No more sewer systems.

No more jewellery lost.

No more…

What do you pour down drains today that you no longer think about, out of sight, out of mind?

You’ve never waded down a sewer line, have you?

You’ve never smelled the gases flowing downstream with inertia.

You haven’t seen the screens collecting debris at the entrance to a sewer treatment plant.

When the toilet is reinvented, plenty of infrastructure changes take place, disrupting old models where companies and governmental agencies have vested interests in maintaining the status quo.

That’s a whole other paradigm shift of inertia to take into consideration.

Same as trying to change popular youth educational programs.

Not to mention the profitable postsecondary models.

Domesticated Animals

What is one gallon (3.75 litres) of water worth to you?

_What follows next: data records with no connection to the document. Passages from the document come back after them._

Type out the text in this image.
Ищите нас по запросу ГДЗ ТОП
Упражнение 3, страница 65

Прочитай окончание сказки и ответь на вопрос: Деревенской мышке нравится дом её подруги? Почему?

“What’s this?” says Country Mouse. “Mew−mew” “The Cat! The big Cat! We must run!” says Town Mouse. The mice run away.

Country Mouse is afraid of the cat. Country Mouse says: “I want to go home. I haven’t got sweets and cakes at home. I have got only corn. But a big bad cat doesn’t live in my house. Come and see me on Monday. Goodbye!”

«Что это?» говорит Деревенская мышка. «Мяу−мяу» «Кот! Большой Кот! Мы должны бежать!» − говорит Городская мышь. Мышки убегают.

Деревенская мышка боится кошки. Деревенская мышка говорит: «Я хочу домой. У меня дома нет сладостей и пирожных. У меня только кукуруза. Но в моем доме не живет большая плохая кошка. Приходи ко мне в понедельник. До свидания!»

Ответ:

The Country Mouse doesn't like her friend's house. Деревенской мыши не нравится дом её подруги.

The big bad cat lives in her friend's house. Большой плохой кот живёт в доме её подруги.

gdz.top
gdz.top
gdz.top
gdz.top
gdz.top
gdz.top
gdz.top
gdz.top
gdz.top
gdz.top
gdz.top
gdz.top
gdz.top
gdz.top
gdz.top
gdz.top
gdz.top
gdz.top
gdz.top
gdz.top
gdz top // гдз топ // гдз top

In many parts of the world, a toilet is composed of a seat, a bowl full of water and a reservoir of water.

While your derriere warms the seat, you eliminate waste products (e.g., urine, feces) into the bowl and then use a levered mechanism to flush out the bowl, replacing its contents with the water in the reservoir.

A simple procedure.

Some of us are trained to drain the bowl after every use.

Some of us are trained to conserve water and drain the bowl after more than one use.

Some of us have no idea how to use the toilet, growing up with other means of eliminating waste — a hole in the floor, a hole in the ground (over which a wooden hut is built and then called an outhouse), writing your name in the snow, doing your business on the grass and covering with leaves, etc.

I grew up with unisex toilets in the home and gender-based toilets (bathrooms or water closets) in public buildings.

I don’t know how the people who avail themselves of the facilities designated for women in public places use the toilets.

In the unisex toilet at home, our parents taught my sister and me to flush after every use.

In the men’s room in public places, I have observed over the years a variety of behaviours, from clean, flushed toilets to bowls overflowing with waste and toilet paper.  [We have a toilet in the men’s room called the urinal but that one is eliminated from this discussion to focus on the more universal product for receiving our waste.]

When water is scarce, a gallon of chlorinated/fluoridated water mixed with waste products is as precious as some metals.

In that situation, what is proper is not prudent.

However, where water is abundant and treated water is inexpensive, let’s be courteous to those who’ll use the toilet after us and flush our waste away.

Surely, we’re educated and domesticated enough to handle that simple a task, eh?

There are plenty of other public places of your life to demonstrate your barbarian behaviour to better advantage.